The many modulations of the close encounters between art, technè, cosmos and nature lead, for example, to Richard Long’s lines and circles, to Robert Smithson‘s Spiral Jetty in the waters of the great salt lake of Utah, to Christo‘s recent Floating Piers on the Lake Iseo, with the water lapping under each step, the yellow and orange geometry of the path. Or the rather demiurgic landscapes dug, sculpted, shaped by Michael HeizerNancy Holt and James Turrell in the deserts of the American West. On the other hand, the curious idiom ‘astronomic’ used by Melissa McGill for her Constellation (2015-2017) with its perimeter made of 17 thin aluminum poles of various heights (12-24 meters) topped by sun powered led lights.

McGill’s constellation was installed on the ruins of an old neo-gothic castle on Pollepel Island, along a rather rural section of the Hudson river. When night comes, the constellation lights up, suspended on the ruins and on the water, mysterious, poetic, perhaps mindful of the cosmogony of the Lenape tribe, once the only inhabitant of the region. 

In McGill’s more recent Red Regatta, painting and memory play with the wind and water of the Venetian laguna. The protagonists of the regatta are fifty traditional boats (lug sail) embellished by hand-painted sails in fifty shades of intense and deep red, under the ruling chromatic sign of the Serenissima. In four different occasions and following four different paths, from May to October 2019, these rather peculiar and choral actors silently and elegantly slid on the waves of the laguna and the Giudecca Canal, all too often crossed by careless ships oblivious to the harm caused to the city and the laguna. With its colorful invasion of the water, the red fleet recalls the fragility of Venice and invites the audience to explore forms of aesthetic fruition unconnected to consumption, but rather linked to interaction and knowledge. With the wind, water, the memory of the sea and painting, Red Regatta has written its page on the dialogue between artist, elements and environment. 
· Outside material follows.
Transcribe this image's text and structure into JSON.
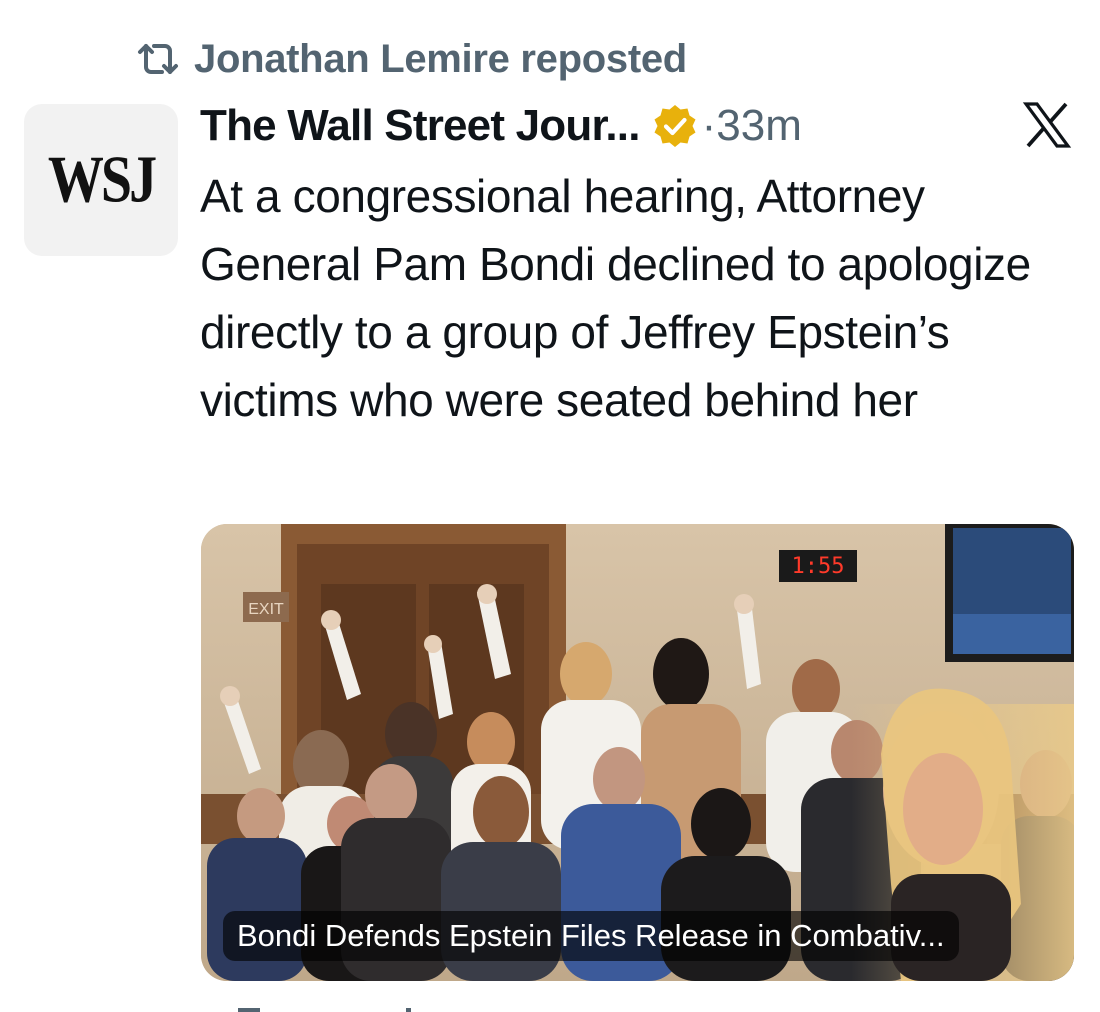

In the eyes of those who live in the city at the time of the pandemic, the encounter between elemental forces and human intelligence seems far away. However, a walk in Milan and a keen eye allow to find its traces in many public sculptures and more. Doesn’t Grande Disco by Arnaldo Pomodoro (1972, Piazza Meda) look like a star fallen on the earth from another world? Near the Cimitero Monumentale, La vita infinita by Kengiro Azuma (MU141, 2015) invites to dwell on the relationship between full and empty, between what is matter and what is not.At the Hangar Bicocca, visitors are welcomed by Fausto Melotti’s La sequenza (1981). Its columns and music reveal a dialogue between ‘immaterial’ elements and the powerful Corten steel of the artwork. Two sculptures by Gio’ Pomodoro have recently been installed in a private garden in Milan. The artist often engages in a dialogue with the outer space as suggested by the titles of his sculptures, from Soli to his homages to Kepler and Galileo. The two sculptures, Guardiano lunare and Lamo (1996), evoke the stars and the water in a sort of hand-to-hand with the coarse granite and the artisanal iron of the stonecutter: another lively example of the fatal attraction between artists and elements, another warning to not lose sight of the demands and needs of nature.